Novamente, ele falou de modo cortês, mas estava subentendido: "É melhor concordar, Roger".

— Muito bem, senhor. O Sr. Sinders concordou com o plano?

— Estará aqui na sexta-feira, se a BOAC quiser.

— Sim, senhor. — Roger Crosse olhou para Dunross. — É melhor eu ficar com as pastas, até lá. Você me dará um pacote lacra...

Dunross fez que não com a cabeça.

— Estarão em segurança até que eu as entregue. Crosse fez que não com a cabeça.

— Não. Se nós estamos sabendo, outros também estão. Os outros não jogam tão limpo quanto nós. Precisamos saber onde estão... temos que pô-las sob guarda, vinte e quatro horas por dia.

Sir Geoffrey concordou.

— Parece-lhe justo, Ian? Dunross pensou por um momento.

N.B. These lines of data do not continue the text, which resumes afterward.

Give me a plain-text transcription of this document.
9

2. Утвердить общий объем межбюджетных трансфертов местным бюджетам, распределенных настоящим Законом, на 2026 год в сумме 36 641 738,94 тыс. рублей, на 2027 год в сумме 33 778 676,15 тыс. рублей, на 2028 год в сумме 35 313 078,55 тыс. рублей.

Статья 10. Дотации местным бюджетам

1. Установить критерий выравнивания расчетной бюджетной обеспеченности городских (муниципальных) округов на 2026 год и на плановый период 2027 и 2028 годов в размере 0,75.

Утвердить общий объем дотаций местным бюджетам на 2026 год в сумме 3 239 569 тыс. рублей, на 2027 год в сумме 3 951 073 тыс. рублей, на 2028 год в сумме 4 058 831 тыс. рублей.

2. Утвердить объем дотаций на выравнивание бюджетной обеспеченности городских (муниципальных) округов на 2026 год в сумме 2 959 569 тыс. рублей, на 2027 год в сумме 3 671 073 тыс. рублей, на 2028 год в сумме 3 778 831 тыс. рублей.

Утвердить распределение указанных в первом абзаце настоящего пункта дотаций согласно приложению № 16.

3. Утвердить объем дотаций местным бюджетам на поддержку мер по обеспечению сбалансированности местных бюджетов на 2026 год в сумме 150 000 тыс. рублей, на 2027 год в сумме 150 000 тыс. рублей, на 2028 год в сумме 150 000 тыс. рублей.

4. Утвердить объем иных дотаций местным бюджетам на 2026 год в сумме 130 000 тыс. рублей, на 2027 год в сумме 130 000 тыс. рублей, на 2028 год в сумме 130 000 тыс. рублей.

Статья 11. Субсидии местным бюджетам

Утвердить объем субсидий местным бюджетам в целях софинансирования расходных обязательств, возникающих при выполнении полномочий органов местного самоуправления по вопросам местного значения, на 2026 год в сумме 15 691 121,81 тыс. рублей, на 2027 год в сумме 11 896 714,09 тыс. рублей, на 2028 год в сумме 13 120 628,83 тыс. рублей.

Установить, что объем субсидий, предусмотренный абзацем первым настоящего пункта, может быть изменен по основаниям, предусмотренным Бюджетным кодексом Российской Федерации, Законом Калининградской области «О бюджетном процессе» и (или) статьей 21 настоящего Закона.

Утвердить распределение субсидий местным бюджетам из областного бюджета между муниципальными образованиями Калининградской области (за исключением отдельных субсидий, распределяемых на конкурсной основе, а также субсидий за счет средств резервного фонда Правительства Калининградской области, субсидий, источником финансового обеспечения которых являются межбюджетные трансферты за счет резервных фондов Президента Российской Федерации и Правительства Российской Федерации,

— Está certo. Coloquei-as numa caixa-forte do Victoria Bank. — O pescoço de Crosse ficou rosado quando Dunross tirou do bolso uma chave e colocou-a sobre a mesa. Os números haviam sido cuidadosamente apagados. — Existem cerca de mil cofres individuais. Só eu conheço o número. Esta é a única chave. Se quiser guardá-la, Sir Geoffrey... bem, é o máximo que posso fazer para evitar riscos.

— Roger?

— Sim, senhor. Se está de acordo.

— Lá estão realmente em segurança. É impossível arrombar todos eles. Ótimo, então isso está resolvido. Ian, o mandado está cancelado. Promete, Ian, entregá-las a Sinders, tão logo ele chegue? — Os olhos ficaram penetrantes de novo. — Tive uma trabalheira para resolver isso.

— Sim, senhor.

— Ótimo. Então, estamos conversados. Ainda nenhuma notícia do pobre John Chen, Roger?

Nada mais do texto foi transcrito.